The 760GLE turbo was the class best performer with an impressive 185bhp which in today’s auto market is an average power rating, but impressive in 1982 where both the E-Class and 5-Series were normally aspirated. Here was a car in saloon or estate format that would gather momentum up to 100km/h in just under 8 seconds, a time that even many hot hatchbacks could not catch it from traffic light to traffic light. What was even more impressive was the fact that the large and long 760 estate/wagon tipped the scales at just under two tonnes
Two years after the launch of the 760, the 740 entered the marketplace sharing the same body style, but with smaller engines and slightly less equipment.
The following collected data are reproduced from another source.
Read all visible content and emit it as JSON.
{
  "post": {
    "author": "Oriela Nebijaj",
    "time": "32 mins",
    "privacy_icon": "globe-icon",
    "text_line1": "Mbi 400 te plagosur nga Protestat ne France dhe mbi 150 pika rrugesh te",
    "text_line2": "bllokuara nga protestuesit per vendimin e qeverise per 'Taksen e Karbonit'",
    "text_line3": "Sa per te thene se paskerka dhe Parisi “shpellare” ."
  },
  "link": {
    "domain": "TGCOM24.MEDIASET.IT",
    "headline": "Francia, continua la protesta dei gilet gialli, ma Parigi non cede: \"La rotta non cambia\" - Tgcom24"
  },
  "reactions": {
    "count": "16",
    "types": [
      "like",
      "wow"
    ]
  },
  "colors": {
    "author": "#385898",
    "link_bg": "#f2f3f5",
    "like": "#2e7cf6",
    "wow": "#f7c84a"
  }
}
The Turbo continued with the 740 – so the 760 turbo was seen as a high speed executive cruiser with a GLE badge; the 740 Turbo was marketed with a genuine sporting theme with visually different alloy wheels and a substantial reduction in price.
The gearbox had the trademark Volvo overdrive button as opposed to a normal five-speed shift pattern – a feature sadly dropped in later models as cost cutting measures took place. What made the 700 turbo’s such a pleasure to drive was the fact it was as docile under normal driving conditions, its long travel suspension soaked up the ruts and bumps while its bombproof build quality gave the owner the confidence on the cars everlasting abilities. Today, the Volvo 760 is somewhat forgotten and mostly scrapped. There are some decent units still in the hands of proud owners who refuse to sell them as they keep working without fail. Just maintain them properly and they keep running. A very decent well maintained 760 Turbo fetches only between RM4,000 to RM8,000. So owners prefer to keep them. A running unit with paint and interior wear will fetch about RM2-3,000 only. If you find a decent unit and the price is right, you can see many years if good motoring with only the high consumption and turbo issues to worry about.